Is AI going to replace medicinal chemists? Help develop new drugs and complete eight years of work in 46 days

The research and development of new drugs has always been a complex project that consumes time and money, but now, scientists seem to have found a way to solve it-the introduction of artificial intelligence technology.

According to a report by MIT Technology Review magazine on September 3, in a new drug development that introduced AI technology, a team from the artificial intelligence pharmaceutical startup Insilicon Medicine collaborated with scientists from the University of Toronto to develop It only took 46 days from starting to develop a new targeted drug to completing preliminary biological verification. The findings were published this week in the journal Nature Biotechnology.

This landmark study confirms that AI technology can help accelerate drug development, which means that patent protection period is extended, thus improving the economics of drug development. If this method can be generalized, it will be widely adopted by the pharmaceutical industry.

AI assisted in shortening the 8-year drug development time to 46 days

Based on two popular artificial intelligence technologies, generative adversarial networks and reinforcement learning, the team developed this drug A new AI system - Generative Tension Reinforcement Learning (GENTRL) - was introduced.

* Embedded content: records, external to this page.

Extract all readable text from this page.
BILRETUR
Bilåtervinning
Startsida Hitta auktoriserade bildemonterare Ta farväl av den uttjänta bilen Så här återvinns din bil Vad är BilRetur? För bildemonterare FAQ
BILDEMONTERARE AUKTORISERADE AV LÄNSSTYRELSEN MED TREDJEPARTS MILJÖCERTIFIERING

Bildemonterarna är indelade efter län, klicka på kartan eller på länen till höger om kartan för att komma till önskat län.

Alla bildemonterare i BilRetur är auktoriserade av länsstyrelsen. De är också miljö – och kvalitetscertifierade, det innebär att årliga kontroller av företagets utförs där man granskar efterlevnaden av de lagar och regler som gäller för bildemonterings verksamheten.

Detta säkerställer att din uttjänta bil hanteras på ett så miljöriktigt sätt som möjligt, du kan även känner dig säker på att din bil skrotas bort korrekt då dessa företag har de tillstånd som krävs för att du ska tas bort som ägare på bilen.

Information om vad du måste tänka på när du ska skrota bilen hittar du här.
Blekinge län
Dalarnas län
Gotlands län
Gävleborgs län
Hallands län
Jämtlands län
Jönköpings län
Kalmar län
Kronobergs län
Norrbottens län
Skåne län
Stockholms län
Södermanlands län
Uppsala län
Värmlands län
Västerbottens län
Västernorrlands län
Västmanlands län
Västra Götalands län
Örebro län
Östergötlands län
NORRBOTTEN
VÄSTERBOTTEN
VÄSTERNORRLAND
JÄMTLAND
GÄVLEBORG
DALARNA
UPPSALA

The researchers chose to target DDR1 kinase, a tyrosine kinase expressed in epithelial cells, a protein closely related to tissue fibrotic diseases. After identifying the target, the GENTRL system spent 21 days designing 30,000 different molecular structures. Then, by reviewing known molecules that work on drug targets in previous research and patents, it prioritized new ones that could be synthesized in the laboratory. molecular structure.

The research and development results titled "Deep Learning Can Rapidly Identify Effective DDR1 Kinase Inhibitors" have been published in the journal "Nature Biotechnology". Screenshot from "Nature Biotechnology" magazine

Among the 6 candidate DDR1 inhibitor compounds designed and synthesized by GENTRL, 4 compounds were active in biochemical analysis. In the next stage of in vitro cell experiments, 2 of the 4 active compounds demonstrated the expected DDR1 inhibitory ability and could effectively reduce the levels of markers related to the fibrosis process. Through comparison, the most promising compound was further successfully verified in in vivo experiments in mice.

From the initial target identification, molecular structure screening of potential new drugs, synthesis to preclinical biological verification, the GENTRL system shortens the work that takes at least 8 years to complete with traditional drug development methods to only 46 days .

Michael Levitt, winner of the 2013 Nobel Prize in Chemistry and professor of structural biology at Stanford University, commented, "This paper is certainly an impressive advance and is likely to be applicable to many other aspects of drug design. Question. Based on state-of-the-art reinforcement learning, I was also impressed by the breadth of the research as it relates to molecular modeling, affinity measurements, and animal studies. ”

AI replaces medicinal chemist role. Becoming mainstream

"MIT Technology Review" magazine pointed out that this landmark research may change the "cost-consuming, time-consuming and labor-intensive" dilemma faced by new drug research and development.

This landmark study may change the dilemma faced by new drug research and development. According to the "MIT Technology Review" magazine

"Artificial intelligence will have a revolutionary impact on the pharmaceutical industry, and we need more experimental verification results to accelerate this progress," said many core players in the field of artificial intelligence. Jürgen Schmidhuber, inventor of the technology and initial concept and professor at the Swiss Institute of Artificial Intelligence, said.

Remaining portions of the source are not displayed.